Fue ilusorio pensar que, sabiéndose derrotados electoralmente, los jefes maduristas estaban preparándose para pasar a la oposición, para lo cual hubiese sido imprescindible un acuerdo poselectoral que restableciera las bases de la convivencia política y gobernabilidad democrática. Optaron por el fraude, por más autoritarismo, y es muy difícil pensar que abandonen ese camino. Solo un quiebre interno, que tiene de momento una bajísima posibilidad de que se dé, podría marcar un punto de inflexión.
Mientras los representantes de la política internacional se mantienen en sus gestos de apoyo y siguiendo el protocolo de solicitar al gobierno venezolano la publicación oficial de las actas –cuyo plazo ya venció-, el madurismo sigue su ofensiva militar, policial y pseudolegal contra los opositores y periodistas; nuevos migrantes salen del país, más censura se impone a los medios y las empresas se retraen por la inestabilidad y la incertidumbre.

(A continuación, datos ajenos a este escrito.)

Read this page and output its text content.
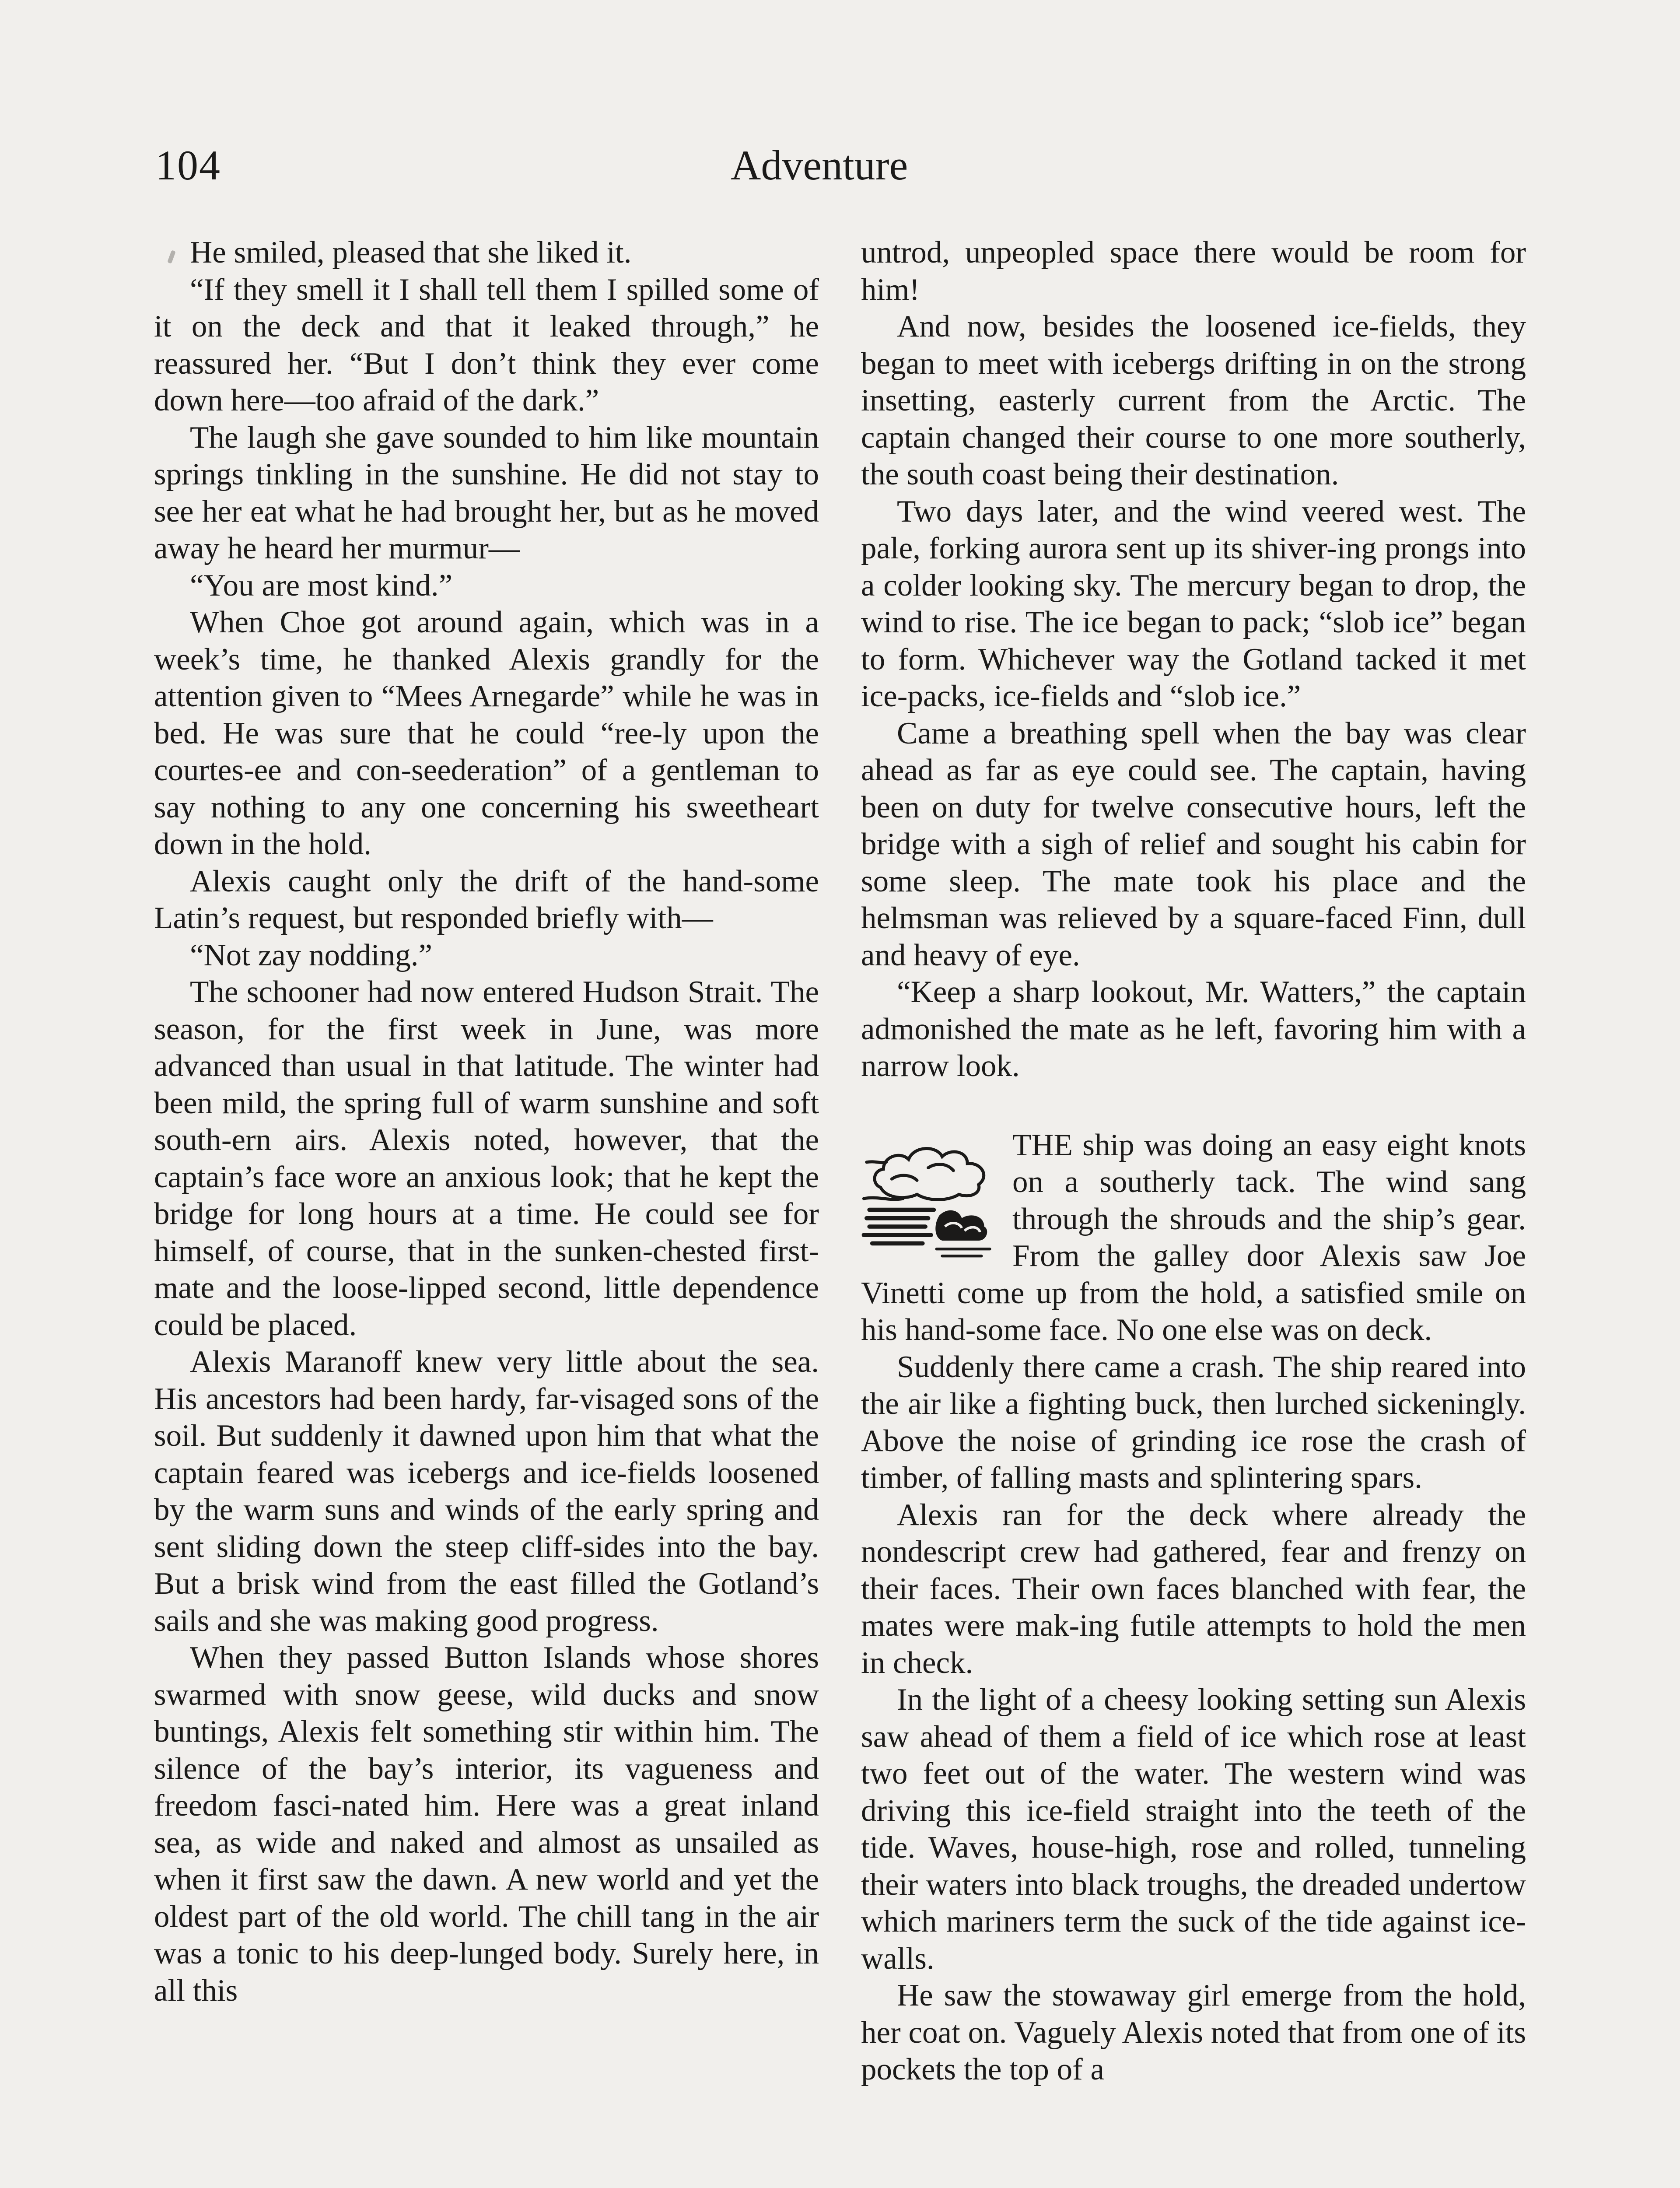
104	Adventure

He smiled, pleased that she liked it.

“If they smell it I shall tell them I spilled some of it on the deck and that it leaked through,” he reassured her. “But I don’t think they ever come down here—too afraid of the dark.”

The laugh she gave sounded to him like mountain springs tinkling in the sunshine. He did not stay to see her eat what he had brought her, but as he moved away he heard her murmur—

“You are most kind.”

When Choe got around again, which was in a week’s time, he thanked Alexis grandly for the attention given to “Mees Arnegarde” while he was in bed. He was sure that he could “ree-ly upon the courtes-ee and con-seederation” of a gentleman to say nothing to any one concerning his sweetheart down in the hold.

Alexis caught only the drift of the hand-some Latin’s request, but responded briefly with—

“Not zay nodding.”

The schooner had now entered Hudson Strait. The season, for the first week in June, was more advanced than usual in that latitude. The winter had been mild, the spring full of warm sunshine and soft south-ern airs. Alexis noted, however, that the captain’s face wore an anxious look; that he kept the bridge for long hours at a time. He could see for himself, of course, that in the sunken-chested first-mate and the loose-lipped second, little dependence could be placed.

Alexis Maranoff knew very little about the sea. His ancestors had been hardy, far-visaged sons of the soil. But suddenly it dawned upon him that what the captain feared was icebergs and ice-fields loosened by the warm suns and winds of the early spring and sent sliding down the steep cliff-sides into the bay. But a brisk wind from the east filled the Gotland’s sails and she was making good progress.

When they passed Button Islands whose shores swarmed with snow geese, wild ducks and snow buntings, Alexis felt something stir within him. The silence of the bay’s interior, its vagueness and freedom fasci-nated him. Here was a great inland sea, as wide and naked and almost as unsailed as when it first saw the dawn. A new world and yet the oldest part of the old world. The chill tang in the air was a tonic to his deep-lunged body. Surely here, in all this

untrod, unpeopled space there would be room for him!

And now, besides the loosened ice-fields, they began to meet with icebergs drifting in on the strong insetting, easterly current from the Arctic. The captain changed their course to one more southerly, the south coast being their destination.

Two days later, and the wind veered west. The pale, forking aurora sent up its shiver-ing prongs into a colder looking sky. The mercury began to drop, the wind to rise. The ice began to pack; “slob ice” began to form. Whichever way the Gotland tacked it met ice-packs, ice-fields and “slob ice.”

Came a breathing spell when the bay was clear ahead as far as eye could see. The captain, having been on duty for twelve consecutive hours, left the bridge with a sigh of relief and sought his cabin for some sleep. The mate took his place and the helmsman was relieved by a square-faced Finn, dull and heavy of eye.

“Keep a sharp lookout, Mr. Watters,” the captain admonished the mate as he left, favoring him with a narrow look.

THE ship was doing an easy eight knots on a southerly tack. The wind sang through the shrouds and the ship’s gear. From the galley door Alexis saw Joe Vinetti come up from the hold, a satisfied smile on his hand-some face. No one else was on deck.

Suddenly there came a crash. The ship reared into the air like a fighting buck, then lurched sickeningly. Above the noise of grinding ice rose the crash of timber, of falling masts and splintering spars.

Alexis ran for the deck where already the nondescript crew had gathered, fear and frenzy on their faces. Their own faces blanched with fear, the mates were mak-ing futile attempts to hold the men in check.

In the light of a cheesy looking setting sun Alexis saw ahead of them a field of ice which rose at least two feet out of the water. The western wind was driving this ice-field straight into the teeth of the tide. Waves, house-high, rose and rolled, tunneling their waters into black troughs, the dreaded undertow which mariners term the suck of the tide against ice-walls.

He saw the stowaway girl emerge from the hold, her coat on. Vaguely Alexis noted that from one of its pockets the top of a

Desde afuera, se sigue interpelando a una instancia electoral disfuncional y parcializada que hasta el propio Maduro marginó, cuando pocos días después del 28 de julio recurrió al Tribunal Supremo, que también controla, para que ahora le sentencie como ganador de las elecciones y, además, con la cualidad de cosa juzgada. Es dramático y ciertamente difícil de comprender en cualquier país democrático, por muy imperfecto que pueda ser su régimen, que en Venezuela no hay salidas institucionales internas al actual conflicto poselectoral y que su democracia finalmente colapsó.
Si la expectativa externa es forzar a Maduro a negociar una transición, el tiempo le juega en contra. Cada vez más presión de opinión pública, internacional e internamente, legítima pero no vinculante, contribuirá a ese propósito, pero se necesita más. Para poner en evidencia el fraude electoral del candidato oficialista, no basta con insistir en que se cuelguen las actas en la web oficial del organismo electoral venezolano.
Lo que urge es auditar los resultados electorales con una verificación internacional y la anuencia del actual gobierno. Un paso inmediato sería conformar una comisión o un grupo de técnicos y expertos electorales, con los que cuentan todos los países y organismos internacionales del mundo democrático, y comenzar a persuadir a las partes de su pertinencia y de la obligatoriedad de observar sus conclusiones. EE. UU., por su liderazgo hemisférico, España, por sus vínculos históricos, Brasil y Colombia como vecinos, y China, con sus deudas por cobrar, están llamadas a la labor.